El trabajo, difundido en la revista especializada 'Annals of Behavioral Medicine', se ha basado en la información de 439 personas adultas que participaron durante dos años en un programa intensivo de pérdida de peso. Este programa combinaba encuentros presenciales, llamadas telefónicas y un sistema de seguimiento digital dentro del ensayo PROPEL, desarrollado en consultas de atención primaria de Estados Unidos con la participación del Centro de Investigación Biomédica Pennington (BRCs, por sus siglas en inglés) y del centro universitario madrileño.
Según explican los autores, los resultados muestran que no hay una única fórmula eficaz para todas las personas que desean adelgazar. “Identificar las distintas trayectorias ayuda a comprender por qué algunas personas mantienen hábitos saludables y otras no, y permite detectar a los grupos con mayor riesgo de abandono o fracaso”, han señalado los responsables del estudio.
PATTERNS DE CONDUCTA IDENTIFICADOS
En el análisis se describen cinco grupos diferenciados. Un primer grupo se caracterizó por una actividad física moderada y una reducción inicial en el consumo de grasa, con mejoras tempranas que más adelante se mantuvieron estables. Un segundo grupo presentó niveles bajos de ejercicio y una pauta alimentaria irregular, con escasas variaciones y una ingesta de grasa que subía y bajaba a lo largo del tiempo.

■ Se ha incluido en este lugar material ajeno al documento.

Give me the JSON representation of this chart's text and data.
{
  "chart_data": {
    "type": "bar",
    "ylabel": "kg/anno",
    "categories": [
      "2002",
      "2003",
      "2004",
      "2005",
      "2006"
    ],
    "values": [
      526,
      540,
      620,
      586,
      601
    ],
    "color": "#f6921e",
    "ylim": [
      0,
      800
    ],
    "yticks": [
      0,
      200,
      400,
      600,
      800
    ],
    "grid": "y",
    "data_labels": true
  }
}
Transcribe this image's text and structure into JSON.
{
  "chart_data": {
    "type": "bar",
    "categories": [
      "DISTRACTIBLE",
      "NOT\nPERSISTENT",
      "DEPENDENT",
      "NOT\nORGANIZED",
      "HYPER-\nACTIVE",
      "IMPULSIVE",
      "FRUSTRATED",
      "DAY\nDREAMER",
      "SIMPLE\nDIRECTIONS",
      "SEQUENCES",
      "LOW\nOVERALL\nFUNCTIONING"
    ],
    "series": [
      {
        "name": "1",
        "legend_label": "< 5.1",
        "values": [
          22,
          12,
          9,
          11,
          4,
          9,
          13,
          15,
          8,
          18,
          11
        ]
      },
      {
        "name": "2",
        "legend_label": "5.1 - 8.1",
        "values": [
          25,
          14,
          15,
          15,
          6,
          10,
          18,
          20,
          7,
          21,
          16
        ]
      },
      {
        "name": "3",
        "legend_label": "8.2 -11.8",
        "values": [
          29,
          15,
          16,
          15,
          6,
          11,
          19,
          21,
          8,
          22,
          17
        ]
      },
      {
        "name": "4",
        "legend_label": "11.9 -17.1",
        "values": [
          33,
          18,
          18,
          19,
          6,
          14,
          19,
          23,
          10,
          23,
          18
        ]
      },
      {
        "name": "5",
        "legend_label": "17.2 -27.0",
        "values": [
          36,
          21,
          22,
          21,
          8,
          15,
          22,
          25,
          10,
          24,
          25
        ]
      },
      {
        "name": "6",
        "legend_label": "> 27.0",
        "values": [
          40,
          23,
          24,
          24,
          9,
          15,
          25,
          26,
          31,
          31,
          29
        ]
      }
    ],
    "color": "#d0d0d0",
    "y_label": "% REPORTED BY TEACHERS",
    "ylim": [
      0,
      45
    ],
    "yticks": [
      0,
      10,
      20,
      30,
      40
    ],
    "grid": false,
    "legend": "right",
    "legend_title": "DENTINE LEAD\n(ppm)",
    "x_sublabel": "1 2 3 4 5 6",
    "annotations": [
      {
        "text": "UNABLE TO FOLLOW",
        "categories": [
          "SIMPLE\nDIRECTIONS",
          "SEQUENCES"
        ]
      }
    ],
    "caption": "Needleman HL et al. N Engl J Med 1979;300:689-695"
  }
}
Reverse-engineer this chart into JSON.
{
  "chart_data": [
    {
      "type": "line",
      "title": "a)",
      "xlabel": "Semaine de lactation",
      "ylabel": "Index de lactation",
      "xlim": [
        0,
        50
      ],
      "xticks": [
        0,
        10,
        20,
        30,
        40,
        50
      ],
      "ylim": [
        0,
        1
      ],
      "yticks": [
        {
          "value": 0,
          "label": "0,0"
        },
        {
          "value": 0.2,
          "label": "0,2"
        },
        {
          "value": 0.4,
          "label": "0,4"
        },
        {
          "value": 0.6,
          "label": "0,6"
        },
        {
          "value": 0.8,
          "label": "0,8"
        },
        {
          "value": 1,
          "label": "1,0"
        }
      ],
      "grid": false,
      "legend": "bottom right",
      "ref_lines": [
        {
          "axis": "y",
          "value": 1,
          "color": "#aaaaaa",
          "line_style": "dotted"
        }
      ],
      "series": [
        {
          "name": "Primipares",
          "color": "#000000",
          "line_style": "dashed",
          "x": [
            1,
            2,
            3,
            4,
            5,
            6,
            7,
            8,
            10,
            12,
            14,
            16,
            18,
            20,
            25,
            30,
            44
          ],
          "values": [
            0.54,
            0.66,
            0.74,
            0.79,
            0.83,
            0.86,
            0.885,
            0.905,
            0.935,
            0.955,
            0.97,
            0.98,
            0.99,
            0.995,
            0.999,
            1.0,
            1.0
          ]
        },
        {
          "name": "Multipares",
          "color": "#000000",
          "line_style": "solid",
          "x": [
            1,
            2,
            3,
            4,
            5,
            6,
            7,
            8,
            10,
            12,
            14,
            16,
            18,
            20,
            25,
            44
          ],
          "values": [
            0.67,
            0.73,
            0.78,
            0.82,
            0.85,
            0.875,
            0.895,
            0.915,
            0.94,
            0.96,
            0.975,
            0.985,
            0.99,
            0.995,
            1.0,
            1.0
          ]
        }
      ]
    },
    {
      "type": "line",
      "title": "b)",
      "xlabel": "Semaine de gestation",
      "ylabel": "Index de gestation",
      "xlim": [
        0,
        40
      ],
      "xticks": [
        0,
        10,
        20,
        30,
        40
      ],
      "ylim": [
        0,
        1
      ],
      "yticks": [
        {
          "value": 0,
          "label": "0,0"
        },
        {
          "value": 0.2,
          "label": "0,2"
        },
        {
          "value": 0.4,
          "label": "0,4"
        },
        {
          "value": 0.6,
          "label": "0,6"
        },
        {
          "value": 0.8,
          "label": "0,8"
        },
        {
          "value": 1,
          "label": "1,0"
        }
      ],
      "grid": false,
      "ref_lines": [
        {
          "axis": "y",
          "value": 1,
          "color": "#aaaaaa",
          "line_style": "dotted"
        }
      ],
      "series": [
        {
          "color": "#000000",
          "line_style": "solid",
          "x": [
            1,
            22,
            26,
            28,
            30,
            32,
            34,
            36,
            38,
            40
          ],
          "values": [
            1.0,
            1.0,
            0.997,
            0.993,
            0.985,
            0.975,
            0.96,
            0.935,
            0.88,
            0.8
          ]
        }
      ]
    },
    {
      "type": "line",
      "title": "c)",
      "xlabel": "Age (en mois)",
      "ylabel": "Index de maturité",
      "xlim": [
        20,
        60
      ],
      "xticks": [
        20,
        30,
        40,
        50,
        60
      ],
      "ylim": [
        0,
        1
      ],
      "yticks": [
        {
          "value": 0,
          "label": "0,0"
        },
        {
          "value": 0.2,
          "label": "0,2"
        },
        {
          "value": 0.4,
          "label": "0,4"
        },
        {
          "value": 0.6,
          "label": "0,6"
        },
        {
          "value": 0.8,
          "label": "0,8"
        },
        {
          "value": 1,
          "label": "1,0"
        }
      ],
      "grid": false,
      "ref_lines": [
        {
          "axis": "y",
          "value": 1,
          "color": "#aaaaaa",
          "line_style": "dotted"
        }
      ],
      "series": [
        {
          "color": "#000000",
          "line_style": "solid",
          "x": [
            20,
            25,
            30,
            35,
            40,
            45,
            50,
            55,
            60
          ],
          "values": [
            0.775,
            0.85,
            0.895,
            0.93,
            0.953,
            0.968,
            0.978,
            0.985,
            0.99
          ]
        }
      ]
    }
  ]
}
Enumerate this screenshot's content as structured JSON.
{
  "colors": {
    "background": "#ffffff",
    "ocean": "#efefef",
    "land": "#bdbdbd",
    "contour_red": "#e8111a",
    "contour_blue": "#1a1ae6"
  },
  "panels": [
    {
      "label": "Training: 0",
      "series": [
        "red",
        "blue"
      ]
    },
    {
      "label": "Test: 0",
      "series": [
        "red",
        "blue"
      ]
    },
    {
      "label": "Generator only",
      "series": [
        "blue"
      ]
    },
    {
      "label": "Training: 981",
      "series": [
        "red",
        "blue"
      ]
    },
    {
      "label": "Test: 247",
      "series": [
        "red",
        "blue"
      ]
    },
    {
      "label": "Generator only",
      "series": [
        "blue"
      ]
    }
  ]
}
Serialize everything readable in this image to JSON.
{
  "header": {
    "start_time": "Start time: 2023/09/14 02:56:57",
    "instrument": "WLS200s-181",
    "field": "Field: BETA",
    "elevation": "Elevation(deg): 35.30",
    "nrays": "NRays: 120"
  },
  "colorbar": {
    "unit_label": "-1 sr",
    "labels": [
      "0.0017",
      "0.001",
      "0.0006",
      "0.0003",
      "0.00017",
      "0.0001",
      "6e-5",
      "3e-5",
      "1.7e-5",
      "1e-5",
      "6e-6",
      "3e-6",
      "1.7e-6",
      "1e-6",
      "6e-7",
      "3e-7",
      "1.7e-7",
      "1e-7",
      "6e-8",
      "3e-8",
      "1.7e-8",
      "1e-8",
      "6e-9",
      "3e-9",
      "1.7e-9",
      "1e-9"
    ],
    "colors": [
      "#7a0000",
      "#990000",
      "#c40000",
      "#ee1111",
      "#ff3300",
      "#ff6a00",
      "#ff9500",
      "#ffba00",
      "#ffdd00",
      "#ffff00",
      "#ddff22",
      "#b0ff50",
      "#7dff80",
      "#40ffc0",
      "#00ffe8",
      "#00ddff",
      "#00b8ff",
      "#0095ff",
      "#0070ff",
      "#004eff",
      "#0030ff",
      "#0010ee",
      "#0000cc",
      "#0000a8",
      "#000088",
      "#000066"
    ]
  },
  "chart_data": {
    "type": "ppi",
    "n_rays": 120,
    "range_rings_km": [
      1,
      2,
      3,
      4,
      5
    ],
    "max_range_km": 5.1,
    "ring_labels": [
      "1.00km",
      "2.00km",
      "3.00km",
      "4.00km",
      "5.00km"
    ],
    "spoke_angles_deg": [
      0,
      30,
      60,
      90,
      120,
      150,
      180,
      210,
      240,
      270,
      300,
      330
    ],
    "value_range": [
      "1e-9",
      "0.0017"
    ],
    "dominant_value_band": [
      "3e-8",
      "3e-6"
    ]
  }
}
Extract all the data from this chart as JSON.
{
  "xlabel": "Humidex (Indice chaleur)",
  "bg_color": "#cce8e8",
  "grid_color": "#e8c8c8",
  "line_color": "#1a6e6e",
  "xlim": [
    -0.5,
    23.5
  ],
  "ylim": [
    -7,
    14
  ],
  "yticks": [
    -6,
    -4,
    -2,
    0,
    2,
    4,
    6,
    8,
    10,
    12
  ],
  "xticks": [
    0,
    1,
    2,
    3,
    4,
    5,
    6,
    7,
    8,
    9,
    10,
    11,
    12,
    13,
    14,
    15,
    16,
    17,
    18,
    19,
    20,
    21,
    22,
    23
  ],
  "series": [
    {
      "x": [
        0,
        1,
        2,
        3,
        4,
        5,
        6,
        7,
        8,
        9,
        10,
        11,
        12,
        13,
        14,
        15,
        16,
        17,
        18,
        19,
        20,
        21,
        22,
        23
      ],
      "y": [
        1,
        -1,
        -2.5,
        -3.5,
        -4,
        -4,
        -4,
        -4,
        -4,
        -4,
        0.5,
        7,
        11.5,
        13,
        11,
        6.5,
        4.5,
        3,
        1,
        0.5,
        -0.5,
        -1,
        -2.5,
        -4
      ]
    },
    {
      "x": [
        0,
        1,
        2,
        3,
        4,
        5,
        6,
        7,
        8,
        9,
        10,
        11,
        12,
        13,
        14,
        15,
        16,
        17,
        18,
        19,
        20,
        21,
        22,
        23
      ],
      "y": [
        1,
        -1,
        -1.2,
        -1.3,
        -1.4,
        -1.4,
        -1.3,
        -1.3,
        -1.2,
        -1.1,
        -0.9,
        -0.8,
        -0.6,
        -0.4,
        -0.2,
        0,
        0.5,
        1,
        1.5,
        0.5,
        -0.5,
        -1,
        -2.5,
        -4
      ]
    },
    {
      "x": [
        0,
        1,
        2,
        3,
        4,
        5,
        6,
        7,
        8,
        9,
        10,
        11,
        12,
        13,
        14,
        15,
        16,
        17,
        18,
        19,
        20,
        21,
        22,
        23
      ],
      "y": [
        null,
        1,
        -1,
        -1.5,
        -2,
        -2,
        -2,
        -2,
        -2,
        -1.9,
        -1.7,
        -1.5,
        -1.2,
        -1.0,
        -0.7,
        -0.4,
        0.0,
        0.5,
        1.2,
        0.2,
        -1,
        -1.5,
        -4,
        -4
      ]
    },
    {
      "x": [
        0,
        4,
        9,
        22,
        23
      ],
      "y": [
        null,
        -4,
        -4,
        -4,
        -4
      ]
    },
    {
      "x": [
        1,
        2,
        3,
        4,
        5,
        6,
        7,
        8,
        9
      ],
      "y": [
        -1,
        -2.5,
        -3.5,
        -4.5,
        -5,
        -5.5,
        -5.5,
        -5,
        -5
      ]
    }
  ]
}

El grupo mayoritario combinó altos niveles de actividad física con una menor ingesta de grasa, aunque se detectó un descenso de la actividad tras los seis primeros meses. Un cuarto patrón mostró un incremento inicial del ejercicio y una mejora de la dieta, seguido de un retorno a costumbres menos saludables. El último grupo, donde se concentraba una mayor proporción de personas con diabetes, apenas registró cambios, permaneciendo inactivo y con una elevada ingesta de grasa.
Los investigadores subrayan que estos datos respaldan la importancia de diseñar intervenciones más individualizadas si se pretende conseguir transformaciones sostenidas en los estilos de vida. Entre los firmantes del estudio figuran Miguel Ángel Rojo-Tirado, Deng Wang y Peter T. Katzmarzyk, que enmarcan sus conclusiones en un contexto en el que más del 40 por ciento de la población adulta de Estados Unidos presenta obesidad y, en Europa, aunque la cifra es menor, cerca del 60 por ciento tiene exceso de peso.